I was not on a Sherlockian quest for clues. The car had been towed to Farberville to be examined for fingerprints, stray hairs, buttons, radioactive dust bunnies, blackmail notes, cryptic chemicals, and all those wonderfully exotic things that are found only in fiction. Seraphina’s body was at the state lab in Little Rock. The official autopsy would not turn up a South American tree frog poison or a needle mark hidden in her scalp. She’d been strangled. In her case, there’d been no crude attempt to fake a suicide.

I went to the edge of Boone Creek and began to pitch rocks into the water, causing blue jays in the trees to squawk and turtles on a sunlit log to plop into the water.

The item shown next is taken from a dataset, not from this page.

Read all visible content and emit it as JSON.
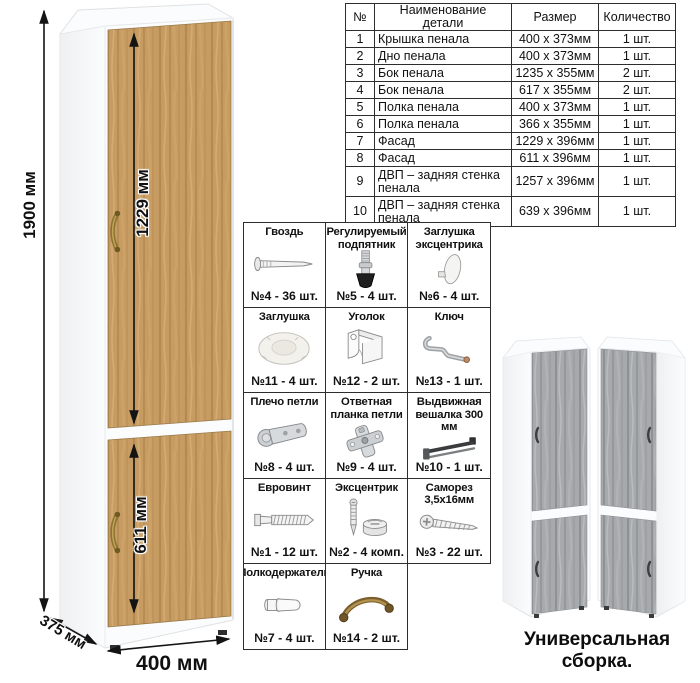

Cory Jenks’s story could be true: He’d gone to Emmet, returned home at 12:05 with a case of bootlegged beer, and stayed inside the remainder of the night. Unbeknownst to him, his truck had been possessed by Satan and taken itself for a drive. Minor problem. Malachi Hope’s story could be true: He’d gone to the gym and reasoned with Norma Kay, gone to the RV, and gone back to the gym at 1:30. His explanation of the faked note was somewhat credible.

Chastity’s story could be true: She’d gone to the Dairee DeeLishus and was there when Seraphina pulled up. They’d argued in the parking lot, argued in the road, and argued in the pasture before Chastity had gone inside the RV, leaving her sister in the Mercedes.

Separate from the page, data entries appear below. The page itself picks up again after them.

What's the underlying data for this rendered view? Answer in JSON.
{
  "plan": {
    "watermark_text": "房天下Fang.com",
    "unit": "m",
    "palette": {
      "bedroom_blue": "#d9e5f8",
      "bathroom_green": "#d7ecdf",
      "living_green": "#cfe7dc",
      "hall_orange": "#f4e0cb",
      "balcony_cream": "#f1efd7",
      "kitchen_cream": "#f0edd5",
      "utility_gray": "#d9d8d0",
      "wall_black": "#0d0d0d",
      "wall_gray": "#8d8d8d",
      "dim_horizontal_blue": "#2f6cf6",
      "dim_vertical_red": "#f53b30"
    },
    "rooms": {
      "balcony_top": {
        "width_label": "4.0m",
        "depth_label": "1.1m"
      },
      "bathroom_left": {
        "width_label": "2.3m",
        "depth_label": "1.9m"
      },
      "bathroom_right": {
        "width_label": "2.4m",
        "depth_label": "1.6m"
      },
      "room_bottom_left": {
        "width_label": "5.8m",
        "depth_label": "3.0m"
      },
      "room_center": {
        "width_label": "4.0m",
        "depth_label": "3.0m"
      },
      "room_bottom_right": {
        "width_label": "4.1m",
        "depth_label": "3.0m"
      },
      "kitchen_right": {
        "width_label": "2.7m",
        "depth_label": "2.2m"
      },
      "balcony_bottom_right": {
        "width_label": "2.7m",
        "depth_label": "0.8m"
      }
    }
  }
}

Joey’s story, although less complex, could be true: He’d been fired, taken a ride on his motorcycle, toured the county, and returned to the tent after he’d calmed down.

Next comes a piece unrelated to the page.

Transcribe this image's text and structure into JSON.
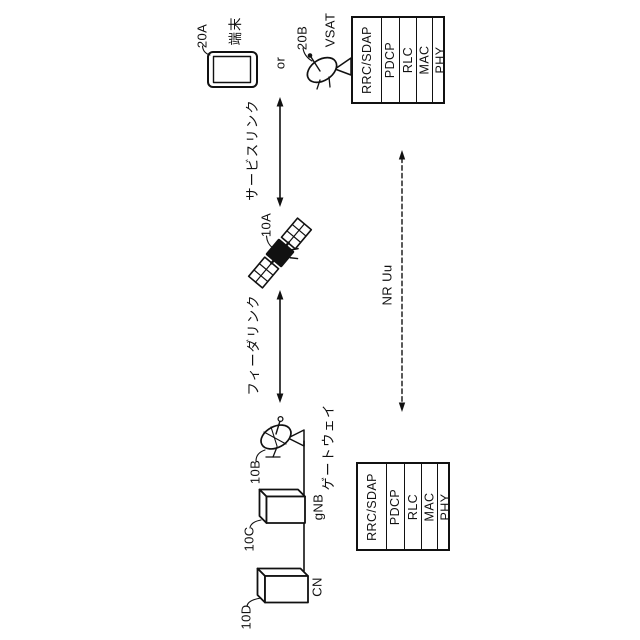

Thomas Fratelleon’s downright simplistic story could be true: He spoke to Malachi at 12:05 and then went to bed.

I tried to think if I was missing anyone. Bur Grapper was a suspect in a minimal way. He could have driven to the gym and waited until Malachi left, then killed Norma Kay in a jealous rage. Had Seraphina entered the gym at the worst possible moment? If Bur had strangled her, he’d have to have driven her car to the creek and walked all the way back to the high school to retrieve his truck. He’d barely have made it home by dawn.

A black snake slithered across the gravel bar in search of a toasty rock or a plump, reckless rodent. Finding neither, it disappeared into the weeds. I recognized it as a water moccasin, content to peacefully go about its business—but aggressive and dangerous when provoked. As a kid, I’d provoked plenty of them on a summer day, just to watch my friends scramble out of the water, shrieking shrieking and cussing. All it took was a long stick and a steady hand.

—==(O)==—

“The next year I lost that point guard,” Bur said, perilously near tears. He wiped his cheeks with a disgustingly crusty handkerchief, then tucked it underneath the cushion and took off like a Roman candle on the Fourth of July. “Him and his uncle went deer hunting over by Pineville. The next thing I hear, the kid’s paralyzed on account of a goddamn bullet in his spine. He was the one I was telling you about who was shooting fifty-eight percent from the floor and eighty-seven percent from the line. What am I supposed to do? Amos thinks we can bring up this reedy kid off the sophomore bench, despite the fact the kid’s flunking everything, including study hall. His eligibility’s a joke. I know we’re gonna face Greenland the week after Thanksgiving. I ask you—what am I supposed to do?”